The worst thing that can happen, is permanent capital loss! If everyone understands and accepts this painful fact then the next step is to mitigate that risk and change their style of investing.

So, what is the biggest mistake investors do? My opinion, they unknowingly take the cues from the prices of the stocks. If the price of one stock is going up, they assume that it is a good stock and they buy it. Similarly, when the price of any stock keeps falling down they think that it is a bad stock and they sell it.

So it is all about taking cues from the prices of the stocks, and this is accessible freely from anywhere. I call it free zone. In short run these prices react to every available information in the market and unfortunately most of that information is not even closely related fundamentally to the businesses.

The worst part is that the investors react to the price changes and take decisions that takes them to the path of permanent capital loss. I have heard from many investors that they sold their holdings in a business because they got scared when the price fell down! It is high time for the investors to consider these stocks as business or enterprise and not just a piece of trading paper. At the same time it is important to understand that you should be a part of quality business not big businesses to make money.

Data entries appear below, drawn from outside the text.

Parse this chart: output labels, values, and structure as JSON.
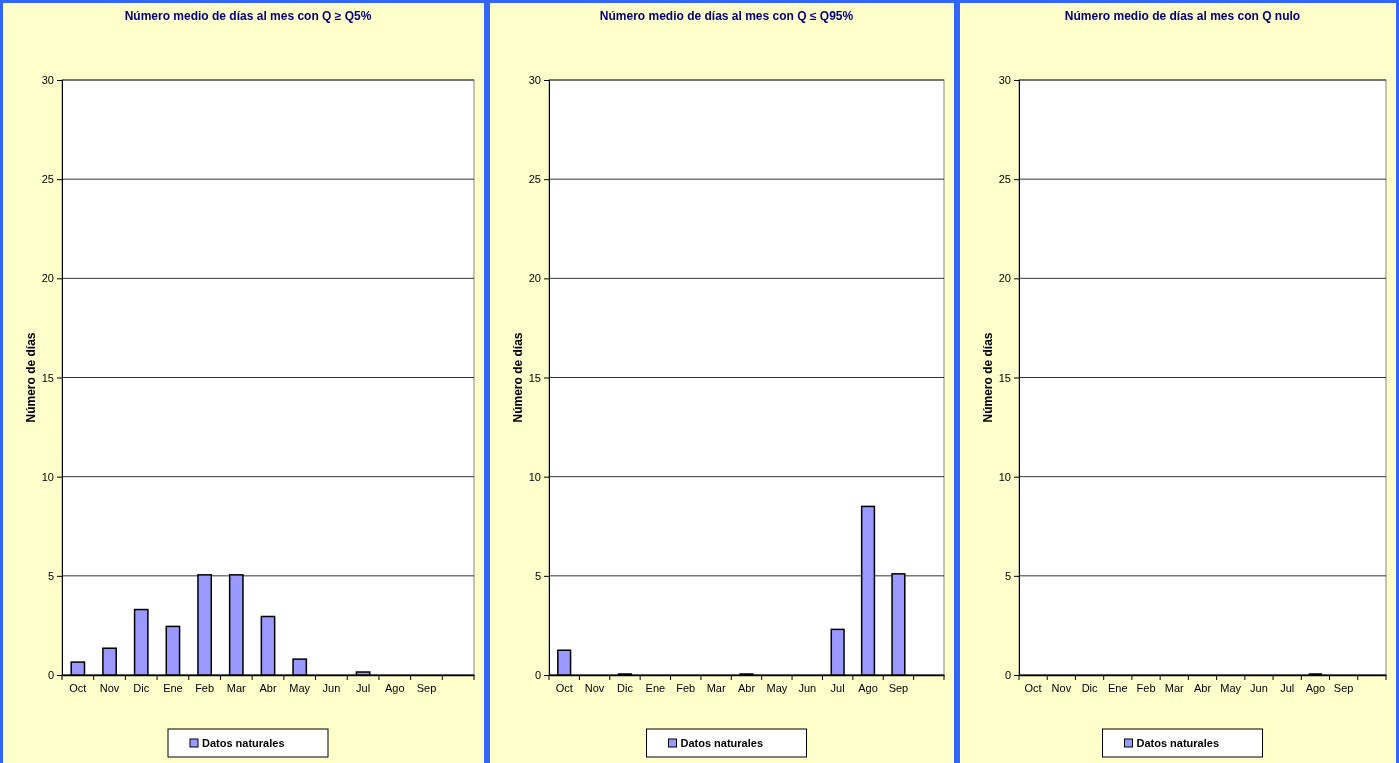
{
  "chart_data": [
    {
      "type": "bar",
      "title": "Número medio de días al mes con Q ≥ Q5%",
      "ylabel": "Número de días",
      "categories": [
        "Oct",
        "Nov",
        "Dic",
        "Ene",
        "Feb",
        "Mar",
        "Abr",
        "May",
        "Jun",
        "Jul",
        "Ago",
        "Sep",
        null
      ],
      "series": [
        {
          "name": "Datos naturales",
          "color": "#9999ff",
          "values": [
            0.65,
            1.35,
            3.3,
            2.45,
            5.05,
            5.05,
            2.95,
            0.8,
            0,
            0.15,
            0,
            0,
            null
          ]
        }
      ],
      "ylim": [
        0,
        30
      ],
      "yticks": [
        0,
        5,
        10,
        15,
        20,
        25,
        30
      ],
      "grid": "y",
      "legend": "bottom"
    },
    {
      "type": "bar",
      "title": "Número medio de días al mes con Q ≤ Q95%",
      "ylabel": "Número de días",
      "categories": [
        "Oct",
        "Nov",
        "Dic",
        "Ene",
        "Feb",
        "Mar",
        "Abr",
        "May",
        "Jun",
        "Jul",
        "Ago",
        "Sep",
        null
      ],
      "series": [
        {
          "name": "Datos naturales",
          "color": "#9999ff",
          "values": [
            1.25,
            0,
            0.05,
            0,
            0,
            0,
            0.05,
            0,
            0,
            2.3,
            8.5,
            5.1,
            null
          ]
        }
      ],
      "ylim": [
        0,
        30
      ],
      "yticks": [
        0,
        5,
        10,
        15,
        20,
        25,
        30
      ],
      "grid": "y",
      "legend": "bottom"
    },
    {
      "type": "bar",
      "title": "Número medio de días al mes con Q nulo",
      "ylabel": "Número de días",
      "categories": [
        "Oct",
        "Nov",
        "Dic",
        "Ene",
        "Feb",
        "Mar",
        "Abr",
        "May",
        "Jun",
        "Jul",
        "Ago",
        "Sep",
        null
      ],
      "series": [
        {
          "name": "Datos naturales",
          "color": "#9999ff",
          "values": [
            0,
            0,
            0,
            0,
            0,
            0,
            0,
            0,
            0,
            0,
            0.05,
            0,
            null
          ]
        }
      ],
      "ylim": [
        0,
        30
      ],
      "yticks": [
        0,
        5,
        10,
        15,
        20,
        25,
        30
      ],
      "grid": "y",
      "legend": "bottom"
    }
  ]
}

Looking into investing money with fund management businesses (mutual funds), they do not focus on your returns but only on how to beat the market returns. The industry has been designed such, that even the cold faced fund managers are not given a choice to react when they know that the markets are expensive. They have to stay invested because they have to simply follow the process that was designed by their bosses.

This process of the industry does not make sense to me. We value each and every business trading on the National Stock Exchange and can see clearly and understand when the market is trading expensive or discounted. As soon as we come to the realisation that market is trading overly expensive, we do not hesitate to convert our holdings into cash.

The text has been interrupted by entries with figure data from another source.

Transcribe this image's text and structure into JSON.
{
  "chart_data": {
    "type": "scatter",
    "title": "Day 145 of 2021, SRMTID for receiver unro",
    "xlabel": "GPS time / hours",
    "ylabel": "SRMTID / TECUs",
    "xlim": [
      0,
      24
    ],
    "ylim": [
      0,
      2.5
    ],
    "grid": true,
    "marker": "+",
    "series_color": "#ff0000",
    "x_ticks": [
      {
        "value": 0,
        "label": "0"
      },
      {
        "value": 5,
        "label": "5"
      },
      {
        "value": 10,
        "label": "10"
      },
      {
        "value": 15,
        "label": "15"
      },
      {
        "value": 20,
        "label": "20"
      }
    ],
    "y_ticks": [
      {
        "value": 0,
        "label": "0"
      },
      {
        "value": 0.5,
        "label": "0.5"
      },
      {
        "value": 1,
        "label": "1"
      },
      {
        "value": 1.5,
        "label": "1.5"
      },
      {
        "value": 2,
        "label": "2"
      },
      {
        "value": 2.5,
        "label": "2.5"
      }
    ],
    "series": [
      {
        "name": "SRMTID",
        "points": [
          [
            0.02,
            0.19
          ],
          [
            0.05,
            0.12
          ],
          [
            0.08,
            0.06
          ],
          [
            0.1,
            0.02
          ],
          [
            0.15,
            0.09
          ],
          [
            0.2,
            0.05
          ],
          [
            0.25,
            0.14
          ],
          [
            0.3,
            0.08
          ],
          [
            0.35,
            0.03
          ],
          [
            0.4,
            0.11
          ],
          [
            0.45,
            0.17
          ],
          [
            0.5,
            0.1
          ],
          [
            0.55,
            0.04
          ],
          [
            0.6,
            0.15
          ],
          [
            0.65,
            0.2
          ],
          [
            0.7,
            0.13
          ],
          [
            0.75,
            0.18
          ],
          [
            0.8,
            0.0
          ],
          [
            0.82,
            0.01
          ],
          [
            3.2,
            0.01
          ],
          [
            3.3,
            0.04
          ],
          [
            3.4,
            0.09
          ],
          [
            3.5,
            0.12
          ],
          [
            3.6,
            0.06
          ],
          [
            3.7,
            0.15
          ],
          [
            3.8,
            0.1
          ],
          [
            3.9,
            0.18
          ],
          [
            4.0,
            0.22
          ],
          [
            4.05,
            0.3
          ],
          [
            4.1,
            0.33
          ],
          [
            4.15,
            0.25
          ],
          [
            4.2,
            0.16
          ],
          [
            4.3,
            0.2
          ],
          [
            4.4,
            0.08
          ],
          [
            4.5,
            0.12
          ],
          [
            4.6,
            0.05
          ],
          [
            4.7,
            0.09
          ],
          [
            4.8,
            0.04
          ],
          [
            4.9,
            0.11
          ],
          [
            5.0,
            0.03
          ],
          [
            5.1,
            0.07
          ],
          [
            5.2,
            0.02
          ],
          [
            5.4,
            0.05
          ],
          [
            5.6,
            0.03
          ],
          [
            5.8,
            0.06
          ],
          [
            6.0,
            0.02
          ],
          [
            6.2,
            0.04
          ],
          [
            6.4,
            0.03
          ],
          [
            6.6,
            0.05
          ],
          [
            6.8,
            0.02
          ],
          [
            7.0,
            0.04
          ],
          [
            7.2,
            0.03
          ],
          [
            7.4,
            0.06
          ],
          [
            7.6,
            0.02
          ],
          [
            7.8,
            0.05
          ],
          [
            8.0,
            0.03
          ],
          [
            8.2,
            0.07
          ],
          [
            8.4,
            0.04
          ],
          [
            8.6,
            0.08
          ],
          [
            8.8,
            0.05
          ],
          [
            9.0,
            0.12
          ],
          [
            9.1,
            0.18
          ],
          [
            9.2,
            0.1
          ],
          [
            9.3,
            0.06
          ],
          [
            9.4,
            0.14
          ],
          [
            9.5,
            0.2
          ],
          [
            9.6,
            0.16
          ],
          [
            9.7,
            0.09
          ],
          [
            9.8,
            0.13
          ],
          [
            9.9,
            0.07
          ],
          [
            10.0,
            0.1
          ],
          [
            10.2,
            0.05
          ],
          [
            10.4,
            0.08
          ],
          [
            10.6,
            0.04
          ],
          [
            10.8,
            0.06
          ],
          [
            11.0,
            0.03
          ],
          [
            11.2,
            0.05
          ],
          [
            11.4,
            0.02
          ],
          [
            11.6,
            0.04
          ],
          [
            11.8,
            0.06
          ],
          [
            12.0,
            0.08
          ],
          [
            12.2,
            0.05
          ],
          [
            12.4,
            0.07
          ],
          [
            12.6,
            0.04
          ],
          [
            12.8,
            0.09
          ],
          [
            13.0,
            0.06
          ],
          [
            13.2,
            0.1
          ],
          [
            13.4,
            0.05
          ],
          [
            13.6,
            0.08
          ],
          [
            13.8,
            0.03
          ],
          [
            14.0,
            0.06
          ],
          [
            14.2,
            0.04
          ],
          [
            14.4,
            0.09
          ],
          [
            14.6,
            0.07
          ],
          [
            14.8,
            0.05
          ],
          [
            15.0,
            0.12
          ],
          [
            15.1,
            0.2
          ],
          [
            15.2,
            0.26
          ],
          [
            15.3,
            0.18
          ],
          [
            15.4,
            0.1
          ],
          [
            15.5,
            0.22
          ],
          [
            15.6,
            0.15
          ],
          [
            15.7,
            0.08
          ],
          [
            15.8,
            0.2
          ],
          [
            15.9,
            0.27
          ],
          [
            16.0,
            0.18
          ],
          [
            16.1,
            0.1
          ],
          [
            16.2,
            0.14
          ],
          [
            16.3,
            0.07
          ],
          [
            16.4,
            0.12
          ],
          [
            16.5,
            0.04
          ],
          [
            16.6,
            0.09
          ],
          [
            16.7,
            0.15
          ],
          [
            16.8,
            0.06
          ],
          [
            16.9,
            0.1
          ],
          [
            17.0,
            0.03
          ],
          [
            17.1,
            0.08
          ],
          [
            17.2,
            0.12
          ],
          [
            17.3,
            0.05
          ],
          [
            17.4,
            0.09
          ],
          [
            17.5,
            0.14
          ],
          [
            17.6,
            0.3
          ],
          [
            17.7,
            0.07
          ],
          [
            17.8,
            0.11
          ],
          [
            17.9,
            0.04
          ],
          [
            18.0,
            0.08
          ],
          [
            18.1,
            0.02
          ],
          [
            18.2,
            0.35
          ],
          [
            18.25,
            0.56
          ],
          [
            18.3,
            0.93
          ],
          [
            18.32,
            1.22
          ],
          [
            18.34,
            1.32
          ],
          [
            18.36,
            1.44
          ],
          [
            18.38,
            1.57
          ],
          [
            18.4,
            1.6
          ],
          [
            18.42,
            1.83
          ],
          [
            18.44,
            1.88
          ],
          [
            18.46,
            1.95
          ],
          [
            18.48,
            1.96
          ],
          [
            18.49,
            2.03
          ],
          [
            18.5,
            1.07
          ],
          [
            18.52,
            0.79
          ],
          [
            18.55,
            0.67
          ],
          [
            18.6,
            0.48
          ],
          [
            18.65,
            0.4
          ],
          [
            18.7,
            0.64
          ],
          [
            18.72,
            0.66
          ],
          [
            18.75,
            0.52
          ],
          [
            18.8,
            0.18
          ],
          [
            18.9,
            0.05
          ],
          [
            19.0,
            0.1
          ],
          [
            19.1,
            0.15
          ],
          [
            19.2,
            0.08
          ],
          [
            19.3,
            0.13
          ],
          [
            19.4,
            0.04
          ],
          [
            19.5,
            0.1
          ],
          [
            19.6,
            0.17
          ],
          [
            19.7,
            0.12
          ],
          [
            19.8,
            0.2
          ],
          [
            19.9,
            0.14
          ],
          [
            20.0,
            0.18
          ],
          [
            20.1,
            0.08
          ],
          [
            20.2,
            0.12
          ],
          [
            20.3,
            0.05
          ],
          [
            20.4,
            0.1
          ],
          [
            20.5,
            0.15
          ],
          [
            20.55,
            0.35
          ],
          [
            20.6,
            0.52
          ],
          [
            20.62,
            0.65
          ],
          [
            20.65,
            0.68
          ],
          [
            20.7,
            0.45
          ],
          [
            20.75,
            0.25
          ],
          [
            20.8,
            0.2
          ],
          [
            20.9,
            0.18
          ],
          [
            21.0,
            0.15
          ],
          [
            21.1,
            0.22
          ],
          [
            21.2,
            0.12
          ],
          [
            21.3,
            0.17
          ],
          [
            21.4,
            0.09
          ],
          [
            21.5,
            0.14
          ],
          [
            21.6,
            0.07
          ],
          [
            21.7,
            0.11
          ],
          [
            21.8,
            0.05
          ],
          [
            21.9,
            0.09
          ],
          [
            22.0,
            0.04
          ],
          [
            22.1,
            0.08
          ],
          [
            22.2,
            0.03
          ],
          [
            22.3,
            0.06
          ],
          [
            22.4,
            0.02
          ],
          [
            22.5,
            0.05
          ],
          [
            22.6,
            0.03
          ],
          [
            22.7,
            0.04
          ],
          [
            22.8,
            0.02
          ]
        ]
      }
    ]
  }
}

Investors should not hesitate to sit on cash if they feel the market is giving unrealistic prices. Two years ago we thought that the market was trading expensive and eventually it fell from 5500 down to almost 4900 and similarly a year ago when it was trading at around 6000, we waited for it to fall down to around 5500. We had not anticipated these falls but as they happened we knew which stocks to pick at what price.

It is important here to emphasize that our approach is from the bottom up. We analyse, and do our research on enterprises and when we think that they are trading in market below their intrinsic values we accumulate them. We do not invest depending on the market conditions.

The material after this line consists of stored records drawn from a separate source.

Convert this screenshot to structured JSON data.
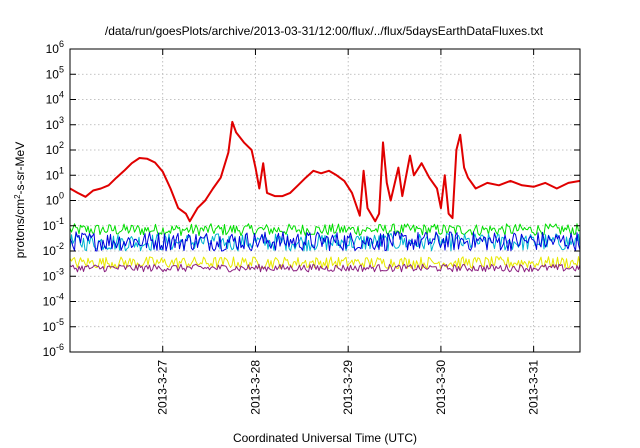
{
  "chart_data": {
    "type": "line",
    "title": "/data/run/goesPlots/archive/2013-03-31/12:00/flux/../flux/5daysEarthDataFluxes.txt",
    "xlabel": "Coordinated Universal Time (UTC)",
    "ylabel_parts": {
      "base": "protons/cm",
      "sup": "2",
      "rest": "-s-sr-MeV"
    },
    "y_scale": "log",
    "ylim": [
      1e-06,
      1000000.0
    ],
    "y_ticks": [
      {
        "value": 1e-06,
        "base": "10",
        "exp": "-6"
      },
      {
        "value": 1e-05,
        "base": "10",
        "exp": "-5"
      },
      {
        "value": 0.0001,
        "base": "10",
        "exp": "-4"
      },
      {
        "value": 0.001,
        "base": "10",
        "exp": "-3"
      },
      {
        "value": 0.01,
        "base": "10",
        "exp": "-2"
      },
      {
        "value": 0.1,
        "base": "10",
        "exp": "-1"
      },
      {
        "value": 1.0,
        "base": "10",
        "exp": "0"
      },
      {
        "value": 10.0,
        "base": "10",
        "exp": "1"
      },
      {
        "value": 100.0,
        "base": "10",
        "exp": "2"
      },
      {
        "value": 1000.0,
        "base": "10",
        "exp": "3"
      },
      {
        "value": 10000.0,
        "base": "10",
        "exp": "4"
      },
      {
        "value": 100000.0,
        "base": "10",
        "exp": "5"
      },
      {
        "value": 1000000.0,
        "base": "10",
        "exp": "6"
      }
    ],
    "xlim": [
      "2013-03-26T00:00",
      "2013-03-31T12:00"
    ],
    "x_ticks": [
      {
        "value": "2013-03-27T00:00",
        "label": "2013-3-27"
      },
      {
        "value": "2013-03-28T00:00",
        "label": "2013-3-28"
      },
      {
        "value": "2013-03-29T00:00",
        "label": "2013-3-29"
      },
      {
        "value": "2013-03-30T00:00",
        "label": "2013-3-30"
      },
      {
        "value": "2013-03-31T00:00",
        "label": "2013-3-31"
      }
    ],
    "grid": true,
    "legend": "none",
    "series": [
      {
        "color": "#e00000",
        "points": [
          [
            "2013-03-26T00:00",
            3.0
          ],
          [
            "2013-03-26T02:00",
            2.0
          ],
          [
            "2013-03-26T04:00",
            1.4
          ],
          [
            "2013-03-26T06:00",
            2.5
          ],
          [
            "2013-03-26T08:00",
            3.0
          ],
          [
            "2013-03-26T10:00",
            4.0
          ],
          [
            "2013-03-26T12:00",
            8.0
          ],
          [
            "2013-03-26T14:00",
            15
          ],
          [
            "2013-03-26T16:00",
            30
          ],
          [
            "2013-03-26T18:00",
            48
          ],
          [
            "2013-03-26T20:00",
            45
          ],
          [
            "2013-03-26T22:00",
            32
          ],
          [
            "2013-03-27T00:00",
            14
          ],
          [
            "2013-03-27T02:00",
            3.0
          ],
          [
            "2013-03-27T04:00",
            0.5
          ],
          [
            "2013-03-27T06:00",
            0.3
          ],
          [
            "2013-03-27T07:00",
            0.15
          ],
          [
            "2013-03-27T09:00",
            0.5
          ],
          [
            "2013-03-27T11:00",
            1.0
          ],
          [
            "2013-03-27T13:00",
            3.0
          ],
          [
            "2013-03-27T15:00",
            8.0
          ],
          [
            "2013-03-27T17:00",
            80
          ],
          [
            "2013-03-27T18:00",
            1300
          ],
          [
            "2013-03-27T19:00",
            500
          ],
          [
            "2013-03-27T21:00",
            200
          ],
          [
            "2013-03-27T23:00",
            100
          ],
          [
            "2013-03-28T00:00",
            20
          ],
          [
            "2013-03-28T01:00",
            3.0
          ],
          [
            "2013-03-28T02:00",
            30
          ],
          [
            "2013-03-28T03:00",
            2.0
          ],
          [
            "2013-03-28T05:00",
            1.5
          ],
          [
            "2013-03-28T07:00",
            1.5
          ],
          [
            "2013-03-28T09:00",
            2.0
          ],
          [
            "2013-03-28T11:00",
            4.0
          ],
          [
            "2013-03-28T13:00",
            8.0
          ],
          [
            "2013-03-28T15:00",
            15
          ],
          [
            "2013-03-28T17:00",
            12
          ],
          [
            "2013-03-28T19:00",
            15
          ],
          [
            "2013-03-28T21:00",
            10
          ],
          [
            "2013-03-28T23:00",
            6.0
          ],
          [
            "2013-03-29T01:00",
            2.0
          ],
          [
            "2013-03-29T03:00",
            0.25
          ],
          [
            "2013-03-29T04:00",
            15
          ],
          [
            "2013-03-29T05:00",
            0.5
          ],
          [
            "2013-03-29T07:00",
            0.15
          ],
          [
            "2013-03-29T08:00",
            0.3
          ],
          [
            "2013-03-29T09:00",
            200
          ],
          [
            "2013-03-29T10:00",
            5.0
          ],
          [
            "2013-03-29T11:00",
            1.0
          ],
          [
            "2013-03-29T13:00",
            20
          ],
          [
            "2013-03-29T14:00",
            1.5
          ],
          [
            "2013-03-29T16:00",
            60
          ],
          [
            "2013-03-29T17:00",
            10
          ],
          [
            "2013-03-29T19:00",
            30
          ],
          [
            "2013-03-29T21:00",
            8.0
          ],
          [
            "2013-03-29T23:00",
            3.0
          ],
          [
            "2013-03-30T00:00",
            0.5
          ],
          [
            "2013-03-30T01:00",
            10
          ],
          [
            "2013-03-30T02:00",
            0.3
          ],
          [
            "2013-03-30T03:00",
            0.2
          ],
          [
            "2013-03-30T04:00",
            100
          ],
          [
            "2013-03-30T05:00",
            400
          ],
          [
            "2013-03-30T06:00",
            20
          ],
          [
            "2013-03-30T07:00",
            8.0
          ],
          [
            "2013-03-30T09:00",
            3.0
          ],
          [
            "2013-03-30T12:00",
            5.0
          ],
          [
            "2013-03-30T15:00",
            4.0
          ],
          [
            "2013-03-30T18:00",
            6.0
          ],
          [
            "2013-03-30T21:00",
            4.0
          ],
          [
            "2013-03-31T00:00",
            3.5
          ],
          [
            "2013-03-31T03:00",
            5.0
          ],
          [
            "2013-03-31T06:00",
            3.0
          ],
          [
            "2013-03-31T09:00",
            5.0
          ],
          [
            "2013-03-31T12:00",
            6.0
          ]
        ]
      },
      {
        "color": "#00dd00",
        "band": [
          0.04,
          0.12
        ]
      },
      {
        "color": "#00b4d0",
        "band": [
          0.01,
          0.05
        ]
      },
      {
        "color": "#0000dd",
        "band": [
          0.01,
          0.06
        ]
      },
      {
        "color": "#e8e800",
        "band": [
          0.002,
          0.006
        ]
      },
      {
        "color": "#8b2080",
        "band": [
          0.0015,
          0.003
        ]
      }
    ]
  }
}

So how can investors harness superior returns from the market? There are three important things that need to be done. First, they need a right framework. When I say the right framework, it means you need to think about the market correctly and stop thinking about it conventionally. Not all blue chip companies are blue chip. Good businesses come in all sizes and that is the reason not all the big businesses are blue chip.

The second, is to invest in good quality businesses. These businesses are fundamentally strong and have bright future prospect. Good businesses do not only display growth in their earnings but also generate high returns on their equity. Best businesses are the ones who take large amounts of capital from shareholders and reinvest them to achieve higher returns. On the other hand the bad quality businesses do totally opposite.

Finally the third thing to do is to find the value of those good businesses. What you pay to buy those businesses is the price, not the value of that business. To achieve higher returns on your investment in the long run, you have to buy those assets when they are trading cheaper than its intrinsic value.

If you follow the above three rules, there is no one to stop you to achieve superior returns.